Al di là del fatto che il periodo di vacatio previsto per queste recenti leggi in materia di aborto è piuttosto lungo – si tratta, nella maggior parte dei casi, di leggi destinate ad entrare pienamente in vigore non prima del prossimo autunno – è bene sottolineare, a questo punto, che, sia nel caso della legge dell’Alabama, sia nel caso delle normative heart-beat, si tratta, sempre e comunque, di c.d. trigger-laws, di leggi, cioè, che intanto potranno dispiegare i loro effetti, in quanto vengano rimossi a livello federale e costituzionale, dalla stessa Corte Suprema, i limiti che gli Stati attualmente incontrano nel disciplinare (o meglio, nel circoscrivere) il diritto di aborto, nel perimetro tracciato in primo luogo dalla sentenza Roe, ma anche da quelle che l’hanno seguita, rendendo magari più labili i confini di quel perimetro, ma mai abiurando totalmente il contenuto essenziale di quella decisione.

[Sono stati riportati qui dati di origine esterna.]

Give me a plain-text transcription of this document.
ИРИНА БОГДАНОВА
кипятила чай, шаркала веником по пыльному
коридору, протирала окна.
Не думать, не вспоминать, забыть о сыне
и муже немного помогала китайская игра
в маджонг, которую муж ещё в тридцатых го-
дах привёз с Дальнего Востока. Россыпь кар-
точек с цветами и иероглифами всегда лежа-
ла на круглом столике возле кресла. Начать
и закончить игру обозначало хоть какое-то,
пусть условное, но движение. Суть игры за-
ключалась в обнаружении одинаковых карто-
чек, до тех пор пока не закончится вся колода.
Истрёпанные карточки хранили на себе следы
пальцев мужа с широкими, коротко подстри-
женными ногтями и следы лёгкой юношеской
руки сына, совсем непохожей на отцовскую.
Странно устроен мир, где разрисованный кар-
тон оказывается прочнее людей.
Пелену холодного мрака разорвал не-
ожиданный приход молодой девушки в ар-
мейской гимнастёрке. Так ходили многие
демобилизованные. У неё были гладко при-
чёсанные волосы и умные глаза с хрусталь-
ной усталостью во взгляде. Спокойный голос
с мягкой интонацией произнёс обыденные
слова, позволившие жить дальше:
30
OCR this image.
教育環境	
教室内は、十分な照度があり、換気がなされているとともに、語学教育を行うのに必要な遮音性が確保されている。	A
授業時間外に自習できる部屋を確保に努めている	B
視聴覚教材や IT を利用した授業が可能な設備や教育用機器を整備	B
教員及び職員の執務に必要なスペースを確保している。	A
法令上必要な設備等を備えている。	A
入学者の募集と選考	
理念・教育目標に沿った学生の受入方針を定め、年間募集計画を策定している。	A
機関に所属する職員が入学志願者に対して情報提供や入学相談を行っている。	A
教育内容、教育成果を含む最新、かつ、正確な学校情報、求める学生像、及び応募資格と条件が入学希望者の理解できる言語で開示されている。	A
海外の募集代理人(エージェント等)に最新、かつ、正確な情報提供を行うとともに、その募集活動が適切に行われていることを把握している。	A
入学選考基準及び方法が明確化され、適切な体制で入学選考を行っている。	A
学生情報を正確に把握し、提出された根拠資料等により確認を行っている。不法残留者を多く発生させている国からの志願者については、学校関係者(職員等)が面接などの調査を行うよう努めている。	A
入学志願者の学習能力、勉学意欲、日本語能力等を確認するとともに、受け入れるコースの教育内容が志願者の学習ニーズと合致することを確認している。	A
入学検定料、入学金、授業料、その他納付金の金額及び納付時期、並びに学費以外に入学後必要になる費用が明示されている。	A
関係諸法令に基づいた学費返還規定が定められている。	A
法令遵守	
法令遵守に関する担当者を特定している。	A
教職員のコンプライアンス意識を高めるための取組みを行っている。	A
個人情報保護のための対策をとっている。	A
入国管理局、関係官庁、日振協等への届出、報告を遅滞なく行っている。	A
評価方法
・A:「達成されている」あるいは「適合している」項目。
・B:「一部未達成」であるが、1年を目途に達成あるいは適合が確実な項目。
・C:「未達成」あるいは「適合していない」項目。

Parimenti devono essere considerati trigger-laws i divieti di aborto preesistenti a Roe che, come spesso accade negli ordinamenti di common law, ancora giacciono silenti e inoperanti, e tuttavia mai formalmente abrogati, nel panorama legislativo degli Stati americani.
Lo scopo di quest’ultima levata di scudi contro l’aborto diventa, quindi, chiaro ed evidente, a maggior ragione se si tiene conto delle modifiche da ultimo apportate da Trump alla composizione della Corte di Washington: riportare la questione, una volta per tutte, dinanzi alla Corte Suprema Federale, forzandole la mano, dato che, in questi ultimi anni, avvalendosi dei benefici del certiorari, i nove giudici, in materia di aborto, sovente hanno scelto di astenersi del tutto dall’esaminare il caso, evitando prese di posizione troppo nette nell’una o nell’altra direzione.
Il futuro operato della Corte non appare però così facilmente prevedibile, se si tiene conto dei costi, non materiali, bensì in termini di valori costituzionali in gioco, che la restituzione dell’aborto alla potestà legislativa dei singoli Stati potrebbe comportare.
Innanzitutto, un punto di frizione non di poco conto si profilerebbe per quanto riguarda le disparità profonde che potrebbero determinarsi tra uno Stato e l’altro, dato che non si tratterebbe di ammettere semplicemente una diversa declinazione del diritto – che, peraltro, come si è visto, per certi aspetti, è comunque consentita – , bensì di accettare la possibilità che alcuni Stati lo neghino del tutto alla propria popolazione femminile; leggi così marcatamente diverse finirebbero, inevitabilmente, per penalizzare soprattutto le donne che versano in condizioni di indigenza, ridando, magari in un domani più lontano, linfa alle pratiche abortive illegali che faticosamente, a partire dagli anni ’70, si è cercato di estirpare.
Inoltre, sia la legge dell’Alabama, sia le altre, come abbiamo detto, apparentemente meno severe, stridono fortemente sia con la protezione accordata alla libertà personale anche solo in senso meramente fisico, sia con un profilo di tutela della salute della madre, dietro la quale, a differenza di quanto avvenuto in passato, le recenti normative difficilmente potrebbero trincerarsi, dal momento che, anche in caso di stupro o incesto, la salute psicologica della madre viene considerata automaticamente soccombente rispetto alla protezione dell’integrità fisica del nascituro, in assenza di qualsiasi operazione di bilanciamento che consenta di contemperare e comporre al meglio i delicatissimi interessi in gioco.